Os dois começam a discutir em latim, pois o Corregefor por ser aacharsuperior ao Diabo, pensa
que só porque era um juíz prestigiado, não teria que entrar em sua barca. O Diabo vai perguntando
sobre todas as suas faucatruas, até citando sua mulher no meio, que aceitava suborno dos judeus,
mas o Corregedor garantiu que com isso ele não estava envolvido, que estes eram os lucros de
sua mulher, e não dele.
Enquanto o Corregedor estava nesta conversa com o Arrais do Inferno, chegou um Procurador,
carregando vários livros. Resolve falar com o Corregedor, espantado por encontra-lo aí, questiona
para onde ele iria, mas o Diabo responde pelo Corregedor e diz que iria para o Inferno, mas que
também era bom ele ir entrando logo, para retirar a água que estava entrando na barca.
O Corregedor e o Procurador não quiseram entrar na barca, pois eles tinham fé em Deus e
também porque havia outra barca em melhores condições, que os conduziria para um lugar mais
ameno. Quando chegam ao batel divíno, o Anjo e o Parvo zombam de suas ações, que eles não
tinham o direito de entrar alí, pois tudo que eles haviam feito de ruim, estava sendo pago agora,
com a ida de suas almas para o Inferno. Desistindo de ir para o paraíso, os dois ao entrarem no
batel dos condenados, encontram Brísida Vaz. Ela por sua vez, se sentiu aliviada por estar alí, pois
enquanto estava viva foi muito castigada pela Justiça
Veio um homem que morreu enforcado e ao chegar ao batel dos mal-aventurados, começou a
conversar com o Diabo. Ele tentou explicar porque ele não iria no batel do Inferno, que ele havia
sido perdoado por Deus ao morrer enforcado, mas isso não passou de uma mentira, pois ele teria
que morrer e arder no fogo do Inferno devido aos seus erros.
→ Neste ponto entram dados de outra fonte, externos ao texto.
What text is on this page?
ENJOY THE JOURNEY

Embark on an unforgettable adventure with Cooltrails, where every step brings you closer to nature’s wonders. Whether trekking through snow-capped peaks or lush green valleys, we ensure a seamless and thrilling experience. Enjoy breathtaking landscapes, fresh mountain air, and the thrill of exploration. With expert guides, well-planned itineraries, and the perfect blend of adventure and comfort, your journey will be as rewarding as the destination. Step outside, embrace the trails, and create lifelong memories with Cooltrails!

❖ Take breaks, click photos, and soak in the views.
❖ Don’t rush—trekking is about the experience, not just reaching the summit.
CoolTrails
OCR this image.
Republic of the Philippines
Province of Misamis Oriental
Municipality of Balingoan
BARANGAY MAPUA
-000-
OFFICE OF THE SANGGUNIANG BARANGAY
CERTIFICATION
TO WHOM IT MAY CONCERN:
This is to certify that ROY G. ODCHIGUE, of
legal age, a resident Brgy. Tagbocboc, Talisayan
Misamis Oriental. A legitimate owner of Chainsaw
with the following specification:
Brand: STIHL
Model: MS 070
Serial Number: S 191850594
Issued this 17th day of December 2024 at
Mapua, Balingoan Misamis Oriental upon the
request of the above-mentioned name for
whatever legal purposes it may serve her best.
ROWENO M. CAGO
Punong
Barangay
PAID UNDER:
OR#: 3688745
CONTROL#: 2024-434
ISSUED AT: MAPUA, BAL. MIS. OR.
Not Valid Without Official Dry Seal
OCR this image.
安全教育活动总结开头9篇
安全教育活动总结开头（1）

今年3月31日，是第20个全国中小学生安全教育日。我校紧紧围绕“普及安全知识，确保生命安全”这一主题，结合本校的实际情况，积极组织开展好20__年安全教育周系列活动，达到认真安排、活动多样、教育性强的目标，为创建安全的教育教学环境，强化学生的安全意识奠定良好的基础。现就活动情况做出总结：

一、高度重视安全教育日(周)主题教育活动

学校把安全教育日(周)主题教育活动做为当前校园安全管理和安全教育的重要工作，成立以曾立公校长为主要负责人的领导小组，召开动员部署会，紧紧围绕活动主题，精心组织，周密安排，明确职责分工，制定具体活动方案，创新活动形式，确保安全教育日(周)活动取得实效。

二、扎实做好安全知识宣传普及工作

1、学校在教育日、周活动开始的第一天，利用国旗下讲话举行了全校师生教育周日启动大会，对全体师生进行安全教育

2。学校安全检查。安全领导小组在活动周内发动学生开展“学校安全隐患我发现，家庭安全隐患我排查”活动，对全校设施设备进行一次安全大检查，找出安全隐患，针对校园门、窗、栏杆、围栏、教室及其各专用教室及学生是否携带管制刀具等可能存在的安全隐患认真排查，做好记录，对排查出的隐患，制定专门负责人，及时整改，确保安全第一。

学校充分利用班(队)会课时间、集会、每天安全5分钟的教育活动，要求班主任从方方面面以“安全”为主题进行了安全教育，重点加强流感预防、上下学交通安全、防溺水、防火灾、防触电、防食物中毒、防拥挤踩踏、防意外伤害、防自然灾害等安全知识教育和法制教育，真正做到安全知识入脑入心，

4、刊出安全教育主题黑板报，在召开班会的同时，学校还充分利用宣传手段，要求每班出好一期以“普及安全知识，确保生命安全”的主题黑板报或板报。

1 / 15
Desistindo de tentar fugir de seu
futuro, ele acaba obedecendo as ordens do Diabo para ajudar a empurrar a barca e a remar, pois o
horário de partida estava próximo.
Depois disso, vieram quatro Cavaleiros cantando, na qual cada um trazia a Cruz de Cristo, pelo
Senhor e também para demonstrar a sua fé, pois eles haviam lutado em uma Cruzada contra os
Mulçumanos, no norte da África. Absolvidos da culpa e pena, por privilégio dos que morreram em
guerra, foram cantarolando felizes indo em direção ao batel do Céu.
Ao passarem na frente do batel do Inferno, cantando, segurando suas espadas e escudos, o Diabo
não resiste e os pergunta porque eles não pararam para questionar para onde sua barca iria.
Convidando=os para entrar, o Diabo recebe uma resposta não muito agradável de um dos
Cavaleiros, pois esse disse que quem morresse por Jesus Cristo, não entraria em tal barca.
Tornaram a prosseguir, cantarolando, em direção à barca da Glória, que quando eles chegaram
nela, o Anjo os recebeu muito bem e disse que estava à espera deles por muito tempo. Sendo
assim, os quatro Cavaleiros embarcaram e tomaram rumo em direção ao Paraíso, já que morreram
por Deus e porque eram livres de qualquer pecado.